Hurricane Makes Landfall in North Carolina

Hurricane Makes Landfall in North Carolina

A storm is born: When a low-pressure system that was dithering over the tropical Atlantic last week posed a threat to Puerto Rico and the island of Hispaniola, the center designated it Potential Tropical Cyclone Nine and started issuing forecasts and warnings. The system formed into Isaias, but it was far from clear yet what its future held.

Isaias weakened while passing over the mountainous Dominican Republic, as storms generally do, but it strengthened more quickly than expected afterward, and by the time it reached the Bahamas on Friday it was a Category 1 hurricane.

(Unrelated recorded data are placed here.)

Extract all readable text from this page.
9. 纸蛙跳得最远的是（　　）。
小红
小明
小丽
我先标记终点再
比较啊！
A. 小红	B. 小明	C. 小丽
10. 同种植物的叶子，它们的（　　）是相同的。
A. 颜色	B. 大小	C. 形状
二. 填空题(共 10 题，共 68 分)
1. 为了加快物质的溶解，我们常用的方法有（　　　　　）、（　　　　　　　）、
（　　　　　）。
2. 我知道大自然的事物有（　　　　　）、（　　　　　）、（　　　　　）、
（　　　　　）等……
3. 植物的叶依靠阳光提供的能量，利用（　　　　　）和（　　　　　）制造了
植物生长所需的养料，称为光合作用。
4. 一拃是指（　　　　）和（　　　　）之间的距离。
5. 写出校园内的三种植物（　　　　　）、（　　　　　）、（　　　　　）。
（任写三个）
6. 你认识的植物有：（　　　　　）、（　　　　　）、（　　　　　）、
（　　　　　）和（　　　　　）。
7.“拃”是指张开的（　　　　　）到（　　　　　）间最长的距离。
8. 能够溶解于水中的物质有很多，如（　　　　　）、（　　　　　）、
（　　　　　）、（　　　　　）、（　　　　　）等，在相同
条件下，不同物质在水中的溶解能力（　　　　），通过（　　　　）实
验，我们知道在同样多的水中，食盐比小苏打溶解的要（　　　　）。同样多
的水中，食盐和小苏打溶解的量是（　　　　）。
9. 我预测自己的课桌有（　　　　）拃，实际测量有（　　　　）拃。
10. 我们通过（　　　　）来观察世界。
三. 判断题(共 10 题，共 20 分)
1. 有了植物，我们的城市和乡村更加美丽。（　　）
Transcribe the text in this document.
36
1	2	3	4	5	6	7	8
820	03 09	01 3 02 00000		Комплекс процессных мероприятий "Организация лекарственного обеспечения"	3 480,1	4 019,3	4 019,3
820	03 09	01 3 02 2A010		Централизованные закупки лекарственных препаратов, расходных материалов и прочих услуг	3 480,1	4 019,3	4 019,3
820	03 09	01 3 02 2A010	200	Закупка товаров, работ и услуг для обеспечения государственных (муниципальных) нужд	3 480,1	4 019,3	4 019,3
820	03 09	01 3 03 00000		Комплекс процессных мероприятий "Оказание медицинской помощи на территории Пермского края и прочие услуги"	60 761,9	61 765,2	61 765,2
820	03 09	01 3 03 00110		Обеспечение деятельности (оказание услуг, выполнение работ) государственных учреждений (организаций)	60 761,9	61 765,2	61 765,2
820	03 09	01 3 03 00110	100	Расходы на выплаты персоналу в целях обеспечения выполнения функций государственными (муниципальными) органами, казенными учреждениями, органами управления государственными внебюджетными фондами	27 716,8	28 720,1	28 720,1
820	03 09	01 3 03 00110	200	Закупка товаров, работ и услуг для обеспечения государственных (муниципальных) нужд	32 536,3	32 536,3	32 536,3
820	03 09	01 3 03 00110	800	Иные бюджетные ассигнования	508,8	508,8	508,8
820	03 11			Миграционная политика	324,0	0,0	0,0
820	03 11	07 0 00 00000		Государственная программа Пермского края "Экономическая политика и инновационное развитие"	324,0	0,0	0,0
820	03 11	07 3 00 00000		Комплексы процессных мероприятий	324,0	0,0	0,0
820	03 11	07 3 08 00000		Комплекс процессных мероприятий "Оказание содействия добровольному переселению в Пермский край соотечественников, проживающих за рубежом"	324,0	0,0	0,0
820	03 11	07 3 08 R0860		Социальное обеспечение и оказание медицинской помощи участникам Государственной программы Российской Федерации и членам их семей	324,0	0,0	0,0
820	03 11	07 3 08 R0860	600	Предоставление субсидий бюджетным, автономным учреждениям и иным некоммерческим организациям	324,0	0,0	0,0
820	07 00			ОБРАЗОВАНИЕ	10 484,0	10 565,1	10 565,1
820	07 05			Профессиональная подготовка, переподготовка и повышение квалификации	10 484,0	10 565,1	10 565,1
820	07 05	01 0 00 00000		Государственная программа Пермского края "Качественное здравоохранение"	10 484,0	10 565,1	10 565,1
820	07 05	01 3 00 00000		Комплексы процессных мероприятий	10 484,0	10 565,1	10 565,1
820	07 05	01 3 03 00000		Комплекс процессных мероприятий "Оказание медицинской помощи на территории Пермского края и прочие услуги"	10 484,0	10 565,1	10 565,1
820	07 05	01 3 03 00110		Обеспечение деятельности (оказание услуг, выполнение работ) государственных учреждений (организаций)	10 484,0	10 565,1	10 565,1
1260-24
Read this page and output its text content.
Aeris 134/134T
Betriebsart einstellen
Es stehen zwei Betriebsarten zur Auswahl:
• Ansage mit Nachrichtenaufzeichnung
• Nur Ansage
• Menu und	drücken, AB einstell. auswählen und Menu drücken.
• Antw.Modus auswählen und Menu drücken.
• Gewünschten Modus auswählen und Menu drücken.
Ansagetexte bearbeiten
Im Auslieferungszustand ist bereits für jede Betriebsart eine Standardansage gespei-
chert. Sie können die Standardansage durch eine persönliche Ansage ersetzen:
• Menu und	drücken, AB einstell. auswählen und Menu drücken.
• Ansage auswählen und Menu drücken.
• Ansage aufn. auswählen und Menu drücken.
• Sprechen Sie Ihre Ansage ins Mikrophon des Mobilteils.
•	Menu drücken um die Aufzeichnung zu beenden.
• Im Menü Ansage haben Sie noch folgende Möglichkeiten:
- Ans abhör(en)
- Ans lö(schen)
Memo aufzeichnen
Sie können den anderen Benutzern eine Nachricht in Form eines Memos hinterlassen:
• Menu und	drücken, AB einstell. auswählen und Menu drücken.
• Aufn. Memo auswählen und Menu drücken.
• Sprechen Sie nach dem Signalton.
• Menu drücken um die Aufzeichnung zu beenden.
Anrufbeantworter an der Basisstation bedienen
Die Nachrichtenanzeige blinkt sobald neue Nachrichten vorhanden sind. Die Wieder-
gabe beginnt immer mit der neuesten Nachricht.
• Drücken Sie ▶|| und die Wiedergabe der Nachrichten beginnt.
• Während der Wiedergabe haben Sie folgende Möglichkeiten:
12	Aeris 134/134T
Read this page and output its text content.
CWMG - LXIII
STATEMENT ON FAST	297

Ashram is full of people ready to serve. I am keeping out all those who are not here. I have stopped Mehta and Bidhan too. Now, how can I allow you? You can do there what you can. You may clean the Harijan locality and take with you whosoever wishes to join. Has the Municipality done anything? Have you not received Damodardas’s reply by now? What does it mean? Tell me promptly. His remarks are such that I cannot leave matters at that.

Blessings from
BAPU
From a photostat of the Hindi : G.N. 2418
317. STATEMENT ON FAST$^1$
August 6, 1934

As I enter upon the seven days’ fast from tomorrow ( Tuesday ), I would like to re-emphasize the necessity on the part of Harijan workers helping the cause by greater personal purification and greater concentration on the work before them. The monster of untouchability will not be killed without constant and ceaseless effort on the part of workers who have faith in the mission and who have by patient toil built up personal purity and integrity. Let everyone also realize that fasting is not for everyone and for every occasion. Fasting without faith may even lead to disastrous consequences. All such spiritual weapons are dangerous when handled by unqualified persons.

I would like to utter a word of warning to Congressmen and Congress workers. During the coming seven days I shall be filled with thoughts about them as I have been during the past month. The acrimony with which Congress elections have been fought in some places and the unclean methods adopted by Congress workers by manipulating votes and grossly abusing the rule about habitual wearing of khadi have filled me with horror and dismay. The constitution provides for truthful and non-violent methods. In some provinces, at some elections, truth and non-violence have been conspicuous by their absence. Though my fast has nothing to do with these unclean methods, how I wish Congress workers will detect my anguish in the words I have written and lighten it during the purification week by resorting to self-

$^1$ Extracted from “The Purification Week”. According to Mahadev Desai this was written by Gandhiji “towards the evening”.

At that point, the forecast track threatened nearly the whole Eastern Seaboard of the United States, from South Florida to Maine. The storm could have affected almost anywhere, everywhere or nowhere along that track, as far as we could tell.

A near miss: Florida, the closest potential target, braced for a hurricane, but as the weekend progressed, it gradually became clear that the storm would only graze the state as a ragged tropical storm that seemed likely to stay that way until landfall in the Carolinas.

But Isaias reorganized yet again, reaching hurricane strength again on Monday night before making landfall in North Carolina.

A helping hand: At the same time, the wind shear that used to look as though it would diminish the storm may now sustain it. The hurricane center noted for the first time on Monday morning that “an unusually strong winter-type Jetstream” would produce “strong baroclinic forcing” — meteorologist-speak for what drives nontropical storms like nor’easters — and would “produce very strong wind gusts along the Mid-Atlantic states.”

That is why, a day before Isaias is expected to reach New York City, we now have a forecast for hurricane-strength gusts in the area, with the potential for widespread power outages and other problems that were not on the radar, literally or figuratively, until today.